他們的特殊經歷,對他們的身心都造成了很大程度上的傷害,尤其是祝三鳳這個女人。
平抑內心傷害的辦法有很多種,但眼下朱瞻壑找不到更好的,祝三鳳還更加麻煩,所以他就選擇了最激進的方法。
讓他們去發泄,而且是用最極端的方法去發泄,所以他讓簡笑去了升龍城,讓錢勇和祝三鳳去了倭國。
能不能好,朱瞻壑不知道,但他知道這肯定是有用的。
“怎麼樣?有沒有感覺好一些?”
朱瞻壑看着面前的簡笑,開口發問。
相比於錢勇和祝三鳳,簡笑在升龍城的經歷要平淡一些,因爲沐晟也在這裡,所以他不像簡笑和錢勇那樣能做決定。
沐晟雖然也變了不少,也開始激進了,但是和身在倭國的錢勇祝三鳳還是差的太多太多。
“一切都好,有勞世子掛念。”簡笑的笑容從來都是很平靜的那種,無論什麼時候都是這樣。
其實,在外人看來,錢勇纔是三人中的小隊長,是做決策的那個人,但實際上並不是,最起碼不完全是。
錢勇的性格比較衝動,他適合做個衝鋒陷陣的猛士,而簡笑的性格很沉穩。
在那一趟的路途中,很多的決定其實都是簡笑做的,尤其是在返程時,面對奧斯曼帝國和帖木兒帝國刁難的時候。
這麼說吧,朱瞻壑對簡笑的看重遠超過對錢勇和祝三鳳的看重。
“有什麼想法?”朱瞻壑指了指下面的營地。
“世子是說什麼?”簡笑微微欠身,退後半步,很是規矩地站在了朱瞻壑的身後。
“是說着暹羅,還是這武器?”
“都說說吧。”朱瞻壑不置可否的笑了笑,讓人看不出他在想些什麼。
“都說的話……”簡笑直起身,右手捻了捻下巴,若有所思。
“暹羅方面,此次就咱們就可以推進去了,因爲陳季擴的孫子在他們手中,想來這也是殿下此次動手的原因吧。”

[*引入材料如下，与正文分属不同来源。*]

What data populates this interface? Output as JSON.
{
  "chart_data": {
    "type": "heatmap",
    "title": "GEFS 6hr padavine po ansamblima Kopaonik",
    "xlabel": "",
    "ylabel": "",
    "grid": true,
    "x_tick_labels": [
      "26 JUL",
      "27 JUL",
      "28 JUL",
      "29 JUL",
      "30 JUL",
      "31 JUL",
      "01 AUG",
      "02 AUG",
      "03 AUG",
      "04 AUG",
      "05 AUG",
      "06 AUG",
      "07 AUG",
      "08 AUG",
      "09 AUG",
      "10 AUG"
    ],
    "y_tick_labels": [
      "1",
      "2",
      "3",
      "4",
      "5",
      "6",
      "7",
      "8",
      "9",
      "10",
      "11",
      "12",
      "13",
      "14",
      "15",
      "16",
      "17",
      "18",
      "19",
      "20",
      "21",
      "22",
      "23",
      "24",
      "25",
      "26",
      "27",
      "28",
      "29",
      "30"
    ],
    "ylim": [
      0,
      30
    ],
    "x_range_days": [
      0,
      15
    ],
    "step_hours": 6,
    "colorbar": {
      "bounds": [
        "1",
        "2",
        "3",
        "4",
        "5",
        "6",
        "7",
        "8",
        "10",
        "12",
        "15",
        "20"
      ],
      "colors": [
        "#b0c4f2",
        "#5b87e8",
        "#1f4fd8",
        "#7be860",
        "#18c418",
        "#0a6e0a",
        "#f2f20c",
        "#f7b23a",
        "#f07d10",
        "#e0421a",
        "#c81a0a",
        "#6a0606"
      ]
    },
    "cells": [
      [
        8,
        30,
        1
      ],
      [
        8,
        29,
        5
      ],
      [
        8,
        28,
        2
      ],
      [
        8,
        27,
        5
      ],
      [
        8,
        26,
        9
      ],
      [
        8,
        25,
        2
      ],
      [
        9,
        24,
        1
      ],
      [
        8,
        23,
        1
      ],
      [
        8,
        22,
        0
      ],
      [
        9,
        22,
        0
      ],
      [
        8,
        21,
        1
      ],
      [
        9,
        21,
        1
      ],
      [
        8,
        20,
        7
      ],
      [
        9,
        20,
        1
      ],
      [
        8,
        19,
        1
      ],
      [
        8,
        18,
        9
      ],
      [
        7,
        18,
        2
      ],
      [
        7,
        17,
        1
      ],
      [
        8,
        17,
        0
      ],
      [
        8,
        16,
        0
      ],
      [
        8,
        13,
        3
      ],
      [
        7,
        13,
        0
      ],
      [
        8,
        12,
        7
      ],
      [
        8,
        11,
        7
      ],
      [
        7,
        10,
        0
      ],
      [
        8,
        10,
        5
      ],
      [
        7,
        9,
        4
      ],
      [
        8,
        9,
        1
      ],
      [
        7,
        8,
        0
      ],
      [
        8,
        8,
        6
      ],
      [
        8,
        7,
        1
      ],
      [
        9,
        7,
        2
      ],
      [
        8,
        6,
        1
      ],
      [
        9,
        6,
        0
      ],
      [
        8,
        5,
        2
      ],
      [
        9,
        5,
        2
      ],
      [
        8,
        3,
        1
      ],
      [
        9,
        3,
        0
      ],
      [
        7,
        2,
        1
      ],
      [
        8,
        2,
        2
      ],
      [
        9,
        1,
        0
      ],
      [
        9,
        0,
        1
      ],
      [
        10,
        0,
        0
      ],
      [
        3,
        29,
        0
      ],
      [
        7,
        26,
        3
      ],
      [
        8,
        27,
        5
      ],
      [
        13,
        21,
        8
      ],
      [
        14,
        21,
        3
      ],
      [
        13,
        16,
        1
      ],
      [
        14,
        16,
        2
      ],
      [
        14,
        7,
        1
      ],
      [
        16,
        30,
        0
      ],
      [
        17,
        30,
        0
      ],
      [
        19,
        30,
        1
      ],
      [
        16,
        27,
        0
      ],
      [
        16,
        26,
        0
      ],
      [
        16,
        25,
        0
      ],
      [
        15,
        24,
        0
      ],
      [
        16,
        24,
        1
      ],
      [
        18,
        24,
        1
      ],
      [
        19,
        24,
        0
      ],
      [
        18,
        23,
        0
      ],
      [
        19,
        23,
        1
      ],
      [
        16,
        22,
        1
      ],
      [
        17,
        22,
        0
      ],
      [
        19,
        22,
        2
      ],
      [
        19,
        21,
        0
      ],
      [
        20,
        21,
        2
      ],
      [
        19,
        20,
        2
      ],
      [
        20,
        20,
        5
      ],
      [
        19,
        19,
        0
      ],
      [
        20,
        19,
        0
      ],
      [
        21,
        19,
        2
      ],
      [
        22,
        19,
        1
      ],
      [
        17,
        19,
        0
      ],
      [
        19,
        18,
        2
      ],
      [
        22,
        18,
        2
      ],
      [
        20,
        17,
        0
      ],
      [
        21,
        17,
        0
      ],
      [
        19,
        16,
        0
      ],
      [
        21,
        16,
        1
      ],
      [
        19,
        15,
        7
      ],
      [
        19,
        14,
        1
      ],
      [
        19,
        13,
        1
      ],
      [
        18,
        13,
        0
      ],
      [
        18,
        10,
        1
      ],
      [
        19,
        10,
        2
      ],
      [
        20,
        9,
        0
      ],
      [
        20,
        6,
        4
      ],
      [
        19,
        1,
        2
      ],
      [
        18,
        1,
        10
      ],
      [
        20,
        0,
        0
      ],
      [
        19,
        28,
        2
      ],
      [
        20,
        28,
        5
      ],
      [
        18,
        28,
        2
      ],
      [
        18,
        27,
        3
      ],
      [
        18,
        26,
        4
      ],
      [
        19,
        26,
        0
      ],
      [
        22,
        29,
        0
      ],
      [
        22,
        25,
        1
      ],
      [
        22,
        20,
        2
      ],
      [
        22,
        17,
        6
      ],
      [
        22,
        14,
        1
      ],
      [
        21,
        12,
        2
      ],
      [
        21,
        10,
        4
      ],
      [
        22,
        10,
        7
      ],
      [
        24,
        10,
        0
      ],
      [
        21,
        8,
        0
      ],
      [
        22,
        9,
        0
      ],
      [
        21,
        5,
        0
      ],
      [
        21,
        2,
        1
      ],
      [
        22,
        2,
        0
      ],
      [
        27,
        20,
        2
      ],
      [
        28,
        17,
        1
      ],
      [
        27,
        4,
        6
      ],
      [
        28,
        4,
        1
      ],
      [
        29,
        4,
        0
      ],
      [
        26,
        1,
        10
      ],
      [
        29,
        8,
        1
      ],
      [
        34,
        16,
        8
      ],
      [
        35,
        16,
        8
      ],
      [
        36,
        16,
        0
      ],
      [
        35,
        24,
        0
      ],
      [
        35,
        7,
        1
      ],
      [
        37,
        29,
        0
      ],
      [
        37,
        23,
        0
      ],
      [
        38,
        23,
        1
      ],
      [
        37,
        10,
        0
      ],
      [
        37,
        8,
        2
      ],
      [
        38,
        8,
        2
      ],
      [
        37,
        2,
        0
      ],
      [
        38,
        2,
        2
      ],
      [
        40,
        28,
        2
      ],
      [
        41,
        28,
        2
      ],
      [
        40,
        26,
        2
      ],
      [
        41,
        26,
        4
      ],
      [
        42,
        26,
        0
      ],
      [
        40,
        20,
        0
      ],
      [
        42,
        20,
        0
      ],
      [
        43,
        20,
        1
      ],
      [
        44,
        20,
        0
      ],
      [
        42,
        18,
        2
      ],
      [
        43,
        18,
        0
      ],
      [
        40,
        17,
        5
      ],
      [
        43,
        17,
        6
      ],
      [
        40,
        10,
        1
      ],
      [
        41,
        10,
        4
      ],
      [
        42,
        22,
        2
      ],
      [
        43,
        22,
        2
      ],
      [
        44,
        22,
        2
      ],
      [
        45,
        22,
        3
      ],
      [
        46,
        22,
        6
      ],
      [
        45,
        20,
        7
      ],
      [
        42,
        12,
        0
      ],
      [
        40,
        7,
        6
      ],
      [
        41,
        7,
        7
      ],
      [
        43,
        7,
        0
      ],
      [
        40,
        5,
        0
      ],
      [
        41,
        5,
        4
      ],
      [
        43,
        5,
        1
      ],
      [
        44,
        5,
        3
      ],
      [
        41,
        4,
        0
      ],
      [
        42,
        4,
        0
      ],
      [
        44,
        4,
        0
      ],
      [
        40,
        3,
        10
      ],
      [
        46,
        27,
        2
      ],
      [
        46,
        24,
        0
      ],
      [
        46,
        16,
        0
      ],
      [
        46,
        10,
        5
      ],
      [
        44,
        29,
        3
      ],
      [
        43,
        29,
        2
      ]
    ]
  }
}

“沒錯。”朱瞻壑點了點頭,面帶笑意,但這笑意卻透露出幾分冷意。
“簡笑,其實我一直覺得你纔是最能理解我的人。”
簡笑愣住,他不知道該說些什麼。
他知道朱瞻壑在說什麼,因爲朱瞻壑一直以來都不被人理解的點就只有那麼一個。
別說什麼百姓理解他,武將理解他,他們理解他是沒有錯,但那都是有前提的,不是爲了安穩的生活就是爲了軍功。
從來都不曾有任何一個人從朱瞻壑的角度去思考過。
“簡笑,你說,這‘人之初,性本善’說的到底是對還是不對?”
朱瞻壑看着慢慢被掩埋起來的暹羅營地,嘴裡的話帶着幾分酸澀。
簡笑低頭不語。
“其實,說出來也不怕你笑話,一開始的時候,我自覺是一個善良仁慈的人的。”
說這話的時候,朱瞻壑臉上的笑容帶起了幾分嘲弄的意思,而他嘲弄的,卻是他自己。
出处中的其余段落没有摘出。